Distributing the responsibility to access certain authentication factors can be a great way to blunt a lead pipe attack, but should only be done for the most sacred of keys. For example, a blockchain passphrase can be chopped up and sent to trusted locations (like a safe deposit box) or individuals (like an attorney or sibling). A distribution that is too broad increases failure points, where if an individual in the trust network becomes unreachable, everyone may be locked out of access. Too narrow a distribution makes a lead pipe attack more feasible, as there are a limited number of people to threaten. Designing a good trust network to distribute responsibility in a safely recoverable manner is something you should give serious thought to, and not something anyone can advise you on beyond the considerations stated here. This is about who you trust, how much you trust them, and how much pain you’re willing to go through if you need access in the future.
Death, legal incompetence, and divorce
Death and divorce are scenarios where custody of authentication factors can be transferred without your consent. You should talk through these scenarios with your attorney. Failure to have a plan for these scenarios can result in loss or even malicious parties gaining control of your assets. Having a living will and, potentially, a nuptial contract around your authentication is the last but essential step in achieving security.
If you are a technical person who uses SSH keys, it’s best to do this by integrating SSH+GPG+YubiKey, where private keys are stored on the FIDO hardware and used to access SSH. Additionally, all SSH keys should have an SSH passphrase stored in your password manager; when possible, the new SK public key variants should be used, as they are the most secure.
Port your phone number to Google Voice
Take phishing training and train others
Setup verbal passphrases with service providers
Delete any insecure password storage
Generate new passwords for all accounts in 1password
Purchase at least 2 YubiKeys with biometrics
Replace any app-based 2FA with the YubiKey TOTP
(do not use SMS as a backup, even if recommended)
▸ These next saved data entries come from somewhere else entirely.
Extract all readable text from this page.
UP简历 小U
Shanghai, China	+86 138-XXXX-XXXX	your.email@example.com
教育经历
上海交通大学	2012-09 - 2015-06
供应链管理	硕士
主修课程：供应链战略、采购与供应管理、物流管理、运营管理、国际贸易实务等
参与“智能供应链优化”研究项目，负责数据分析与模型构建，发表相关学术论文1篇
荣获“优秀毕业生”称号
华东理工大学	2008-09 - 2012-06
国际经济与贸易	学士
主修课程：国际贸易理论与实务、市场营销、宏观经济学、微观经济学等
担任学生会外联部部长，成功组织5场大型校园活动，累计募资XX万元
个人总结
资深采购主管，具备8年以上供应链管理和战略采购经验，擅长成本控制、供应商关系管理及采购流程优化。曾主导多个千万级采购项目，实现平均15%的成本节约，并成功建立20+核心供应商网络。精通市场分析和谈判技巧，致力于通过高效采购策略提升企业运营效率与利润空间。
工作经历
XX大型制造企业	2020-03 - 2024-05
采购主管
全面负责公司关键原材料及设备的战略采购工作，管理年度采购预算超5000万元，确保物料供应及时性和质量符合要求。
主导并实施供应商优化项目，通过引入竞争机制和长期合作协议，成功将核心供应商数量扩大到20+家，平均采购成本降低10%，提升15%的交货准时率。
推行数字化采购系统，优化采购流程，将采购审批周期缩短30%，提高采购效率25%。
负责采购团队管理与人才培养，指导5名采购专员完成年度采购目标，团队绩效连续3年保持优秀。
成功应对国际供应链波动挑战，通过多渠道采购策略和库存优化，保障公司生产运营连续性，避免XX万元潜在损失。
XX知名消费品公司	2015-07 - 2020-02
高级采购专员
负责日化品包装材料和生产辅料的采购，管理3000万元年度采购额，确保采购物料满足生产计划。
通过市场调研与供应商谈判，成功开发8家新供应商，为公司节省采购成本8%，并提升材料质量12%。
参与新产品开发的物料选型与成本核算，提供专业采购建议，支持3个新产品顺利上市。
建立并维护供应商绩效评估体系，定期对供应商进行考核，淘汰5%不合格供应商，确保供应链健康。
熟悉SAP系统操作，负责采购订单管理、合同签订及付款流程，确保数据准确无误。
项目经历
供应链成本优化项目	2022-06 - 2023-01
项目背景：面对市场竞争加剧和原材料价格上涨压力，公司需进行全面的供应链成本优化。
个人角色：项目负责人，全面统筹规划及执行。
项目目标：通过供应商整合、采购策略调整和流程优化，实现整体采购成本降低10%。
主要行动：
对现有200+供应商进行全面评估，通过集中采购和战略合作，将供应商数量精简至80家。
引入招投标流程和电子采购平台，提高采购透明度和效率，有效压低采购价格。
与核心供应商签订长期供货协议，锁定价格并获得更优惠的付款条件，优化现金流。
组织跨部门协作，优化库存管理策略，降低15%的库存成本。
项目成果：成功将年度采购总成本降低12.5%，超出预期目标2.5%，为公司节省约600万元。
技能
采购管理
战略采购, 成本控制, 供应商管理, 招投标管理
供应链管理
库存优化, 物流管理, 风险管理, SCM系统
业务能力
Add the YubiKeys for UFA on critical accounts
Use the fingerprint scanner to unlock your phone or laptop
Setup email recovery loop
Design your trust network for sacred authentication
Talk to your attorney about involuntary custody transfer events
It can be a good idea to put this into a spreadsheet, and not some top-level categories of account types, so you have something to check off as you progress. Good luck! Stay safe out there!